MNAME not a listed NS record

Chris Buxton clists at buxtonfamily.us
Fri Jan 18 17:35:51 UTC 2013


On Jan 16, 2013, at 1:01 PM, Chuck Swiger wrote:
> On Jan 16, 2013, at 12:40 PM, Dave Warren wrote:
>> Is there anything technically wrong with having a SOA MNAME field that isn't listed as a NS record?
> 
> Sure.  The SOA MNAME is expected to be the "primary master" nameserver for the zone; it's where things like dhcpd and such send dynamic updates for the zone to.

No, not necessarily, not if there's no NS record for it.

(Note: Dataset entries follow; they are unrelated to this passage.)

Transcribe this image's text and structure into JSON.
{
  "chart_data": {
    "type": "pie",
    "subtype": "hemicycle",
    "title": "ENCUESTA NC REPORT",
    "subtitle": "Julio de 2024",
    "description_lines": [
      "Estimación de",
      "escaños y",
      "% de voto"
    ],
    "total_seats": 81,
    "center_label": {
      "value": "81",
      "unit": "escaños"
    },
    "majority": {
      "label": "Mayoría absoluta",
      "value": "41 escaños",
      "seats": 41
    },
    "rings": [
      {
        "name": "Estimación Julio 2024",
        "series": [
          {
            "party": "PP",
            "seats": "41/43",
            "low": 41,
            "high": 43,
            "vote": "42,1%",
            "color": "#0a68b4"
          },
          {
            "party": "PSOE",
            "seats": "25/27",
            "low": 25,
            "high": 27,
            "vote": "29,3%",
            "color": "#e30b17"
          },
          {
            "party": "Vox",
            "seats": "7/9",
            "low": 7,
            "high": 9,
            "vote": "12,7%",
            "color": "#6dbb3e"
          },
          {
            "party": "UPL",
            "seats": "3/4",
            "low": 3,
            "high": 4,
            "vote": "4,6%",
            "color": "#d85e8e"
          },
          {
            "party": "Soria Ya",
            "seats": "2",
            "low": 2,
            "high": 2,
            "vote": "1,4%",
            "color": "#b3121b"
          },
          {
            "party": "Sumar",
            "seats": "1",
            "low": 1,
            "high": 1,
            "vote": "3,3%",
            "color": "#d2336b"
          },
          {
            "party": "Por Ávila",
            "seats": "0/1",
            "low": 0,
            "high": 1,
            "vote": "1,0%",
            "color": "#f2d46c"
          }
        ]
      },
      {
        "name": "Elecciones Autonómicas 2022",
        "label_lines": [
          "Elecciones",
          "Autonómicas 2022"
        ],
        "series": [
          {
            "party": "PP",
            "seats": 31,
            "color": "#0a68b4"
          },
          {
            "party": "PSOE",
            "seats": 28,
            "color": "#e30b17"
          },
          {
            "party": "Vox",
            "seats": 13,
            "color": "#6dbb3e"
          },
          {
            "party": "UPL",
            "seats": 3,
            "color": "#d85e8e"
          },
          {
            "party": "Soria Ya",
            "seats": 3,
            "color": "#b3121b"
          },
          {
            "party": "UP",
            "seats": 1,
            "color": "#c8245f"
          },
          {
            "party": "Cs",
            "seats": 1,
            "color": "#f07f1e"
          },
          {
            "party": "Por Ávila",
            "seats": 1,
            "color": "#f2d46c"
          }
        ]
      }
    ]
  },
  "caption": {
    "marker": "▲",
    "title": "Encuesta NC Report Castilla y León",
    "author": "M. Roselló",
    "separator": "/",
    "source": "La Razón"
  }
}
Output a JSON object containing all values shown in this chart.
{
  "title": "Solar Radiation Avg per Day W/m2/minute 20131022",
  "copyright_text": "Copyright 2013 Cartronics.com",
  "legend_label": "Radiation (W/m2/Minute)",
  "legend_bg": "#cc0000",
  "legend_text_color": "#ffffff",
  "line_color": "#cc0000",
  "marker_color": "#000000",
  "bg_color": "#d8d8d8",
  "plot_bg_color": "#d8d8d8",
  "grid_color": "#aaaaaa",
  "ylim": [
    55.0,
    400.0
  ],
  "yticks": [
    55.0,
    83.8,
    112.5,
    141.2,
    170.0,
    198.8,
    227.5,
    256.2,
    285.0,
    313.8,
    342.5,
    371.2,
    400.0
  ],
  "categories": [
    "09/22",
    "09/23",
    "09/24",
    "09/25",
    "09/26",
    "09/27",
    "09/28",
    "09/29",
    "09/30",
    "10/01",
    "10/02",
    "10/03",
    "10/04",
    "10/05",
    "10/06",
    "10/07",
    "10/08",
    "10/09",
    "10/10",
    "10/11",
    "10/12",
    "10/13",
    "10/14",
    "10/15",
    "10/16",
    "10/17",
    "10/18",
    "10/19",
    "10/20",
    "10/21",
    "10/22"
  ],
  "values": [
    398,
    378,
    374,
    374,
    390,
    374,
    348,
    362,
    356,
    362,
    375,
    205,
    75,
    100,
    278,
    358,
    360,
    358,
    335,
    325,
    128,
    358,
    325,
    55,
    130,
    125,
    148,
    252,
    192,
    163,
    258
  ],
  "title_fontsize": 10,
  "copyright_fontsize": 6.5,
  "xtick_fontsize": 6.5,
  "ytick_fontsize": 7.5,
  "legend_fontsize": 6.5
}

RFC 2136 says says that the server "as given by the SOA MNAME field if matched by some NS NSDNAME" should be the preferred target of a dynamic update. That is, if the master server (as indicated by the SOA record) is not listed in an NS record as an authoritative name server, it need not be considered. However, the RFC is a bit vague on how a requestor determines (and orders) the list of authoritative name servers for a zone, and so...

- ISC DHCP sends DDNS updates to the SOA MNAME server if and only if that server is also listed in an NS record. Otherwise, it picks a name from the available NS records and sends the update there. This behavior can be overridden by a zone statement in dhcpd.conf.

- Microsoft clients send DDNS updates to various places, and will typically try multiple targets if the update is denied. I believe the order is the first configured caching resolver, the zone's MNAME field, and then any one of the servers listed in the NS RRSet. I believe the client will try three times, assuming these three cases are all different. (I'm not counting potential retries to the same target to attempt use of GSS-TSIG.)

I believe nsupdate behaves the same as dhcpd, but it's been a while since I last tested this.